Le Parlement a adopté définitivement vendredi le volet financier des mesures d’urgence face au coronavirus. Le texte prévoit 45 milliards d’euros pour aider les entreprises en difficulté et financer le chômage partiel des salariés. Cette aide suit les garanties bancaires du gouvernement à hauteur de 300 milliards d’euros afin de soutenir la trésorerie des entreprises.

Des secteurs d’activité sont touchés de plein fouet comme le transport aérien et maritime, le tourisme, le monde du spectacle, la restauration. Les prévisions de commandes de voitures annoncent par exemple une baisse de 75% sur les six prochaines semaines, selon BFM busness. Face à l’effondrement du trafic aérien, le gestionnaire des aéroports parisiens ADP envisage de placer 80% de ses salariés au chômage partiel et la fermeture complète d’Orly. Le Medef (organisation patronale française) appelle les entreprises à «impérativement continuer à produire».
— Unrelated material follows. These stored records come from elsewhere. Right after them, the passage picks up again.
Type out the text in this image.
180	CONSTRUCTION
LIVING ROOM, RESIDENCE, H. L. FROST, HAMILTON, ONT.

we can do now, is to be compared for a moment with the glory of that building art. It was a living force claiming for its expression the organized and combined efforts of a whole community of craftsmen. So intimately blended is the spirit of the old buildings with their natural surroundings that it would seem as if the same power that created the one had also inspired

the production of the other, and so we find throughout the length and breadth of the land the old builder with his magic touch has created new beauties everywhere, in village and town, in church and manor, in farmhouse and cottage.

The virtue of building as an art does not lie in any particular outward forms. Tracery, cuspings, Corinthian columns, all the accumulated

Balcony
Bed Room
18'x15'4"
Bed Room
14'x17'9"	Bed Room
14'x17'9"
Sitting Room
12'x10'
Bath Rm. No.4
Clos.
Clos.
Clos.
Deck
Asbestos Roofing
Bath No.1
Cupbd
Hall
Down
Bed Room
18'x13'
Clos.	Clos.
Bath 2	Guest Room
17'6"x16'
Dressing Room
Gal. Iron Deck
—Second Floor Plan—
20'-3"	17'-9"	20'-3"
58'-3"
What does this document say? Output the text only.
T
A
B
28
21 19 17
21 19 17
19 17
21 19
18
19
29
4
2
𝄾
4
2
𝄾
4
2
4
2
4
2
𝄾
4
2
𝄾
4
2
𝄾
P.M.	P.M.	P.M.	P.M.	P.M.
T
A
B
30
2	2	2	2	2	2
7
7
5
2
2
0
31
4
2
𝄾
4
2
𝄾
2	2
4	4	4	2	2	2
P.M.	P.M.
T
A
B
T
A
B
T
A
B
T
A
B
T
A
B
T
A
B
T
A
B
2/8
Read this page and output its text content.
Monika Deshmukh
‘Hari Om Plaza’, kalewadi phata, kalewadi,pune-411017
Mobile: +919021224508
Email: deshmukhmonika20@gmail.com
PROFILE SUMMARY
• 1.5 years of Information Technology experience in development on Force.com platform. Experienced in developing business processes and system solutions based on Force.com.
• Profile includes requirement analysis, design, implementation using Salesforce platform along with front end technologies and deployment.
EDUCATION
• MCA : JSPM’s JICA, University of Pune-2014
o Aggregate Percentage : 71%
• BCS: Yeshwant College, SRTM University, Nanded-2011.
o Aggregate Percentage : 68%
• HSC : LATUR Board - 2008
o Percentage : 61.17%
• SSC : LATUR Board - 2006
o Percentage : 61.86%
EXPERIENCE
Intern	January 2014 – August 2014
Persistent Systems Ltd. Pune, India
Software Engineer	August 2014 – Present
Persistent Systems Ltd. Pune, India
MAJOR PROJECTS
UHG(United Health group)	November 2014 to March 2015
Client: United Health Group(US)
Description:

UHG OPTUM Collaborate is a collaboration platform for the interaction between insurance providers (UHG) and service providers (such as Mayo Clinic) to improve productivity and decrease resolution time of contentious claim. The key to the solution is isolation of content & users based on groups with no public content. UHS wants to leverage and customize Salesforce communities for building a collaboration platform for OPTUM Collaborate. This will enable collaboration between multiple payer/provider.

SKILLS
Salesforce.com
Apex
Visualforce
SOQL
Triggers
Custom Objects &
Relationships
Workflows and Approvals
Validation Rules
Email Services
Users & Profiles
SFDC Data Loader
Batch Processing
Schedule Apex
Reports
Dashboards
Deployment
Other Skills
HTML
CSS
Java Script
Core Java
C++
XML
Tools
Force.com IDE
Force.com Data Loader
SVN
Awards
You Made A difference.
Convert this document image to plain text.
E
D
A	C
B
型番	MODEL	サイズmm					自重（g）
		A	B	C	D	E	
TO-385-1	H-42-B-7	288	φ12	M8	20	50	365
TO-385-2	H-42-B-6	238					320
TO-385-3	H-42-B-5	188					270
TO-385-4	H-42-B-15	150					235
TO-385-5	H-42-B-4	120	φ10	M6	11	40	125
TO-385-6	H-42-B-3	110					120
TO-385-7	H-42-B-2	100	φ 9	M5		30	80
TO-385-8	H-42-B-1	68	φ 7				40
La lettre signée par le président du Medef Geoffroy Roux de Bézieux et le vice-président de l’organisation Patrick Martin, reçue par l’AFP, explique que cette continuité est nécessaire pour des raisons économiques et financières, mais «surtout pour ne pas ajouter à la crise sanitaire une crise de carence dans l’approvisionnement de nos concitoyens».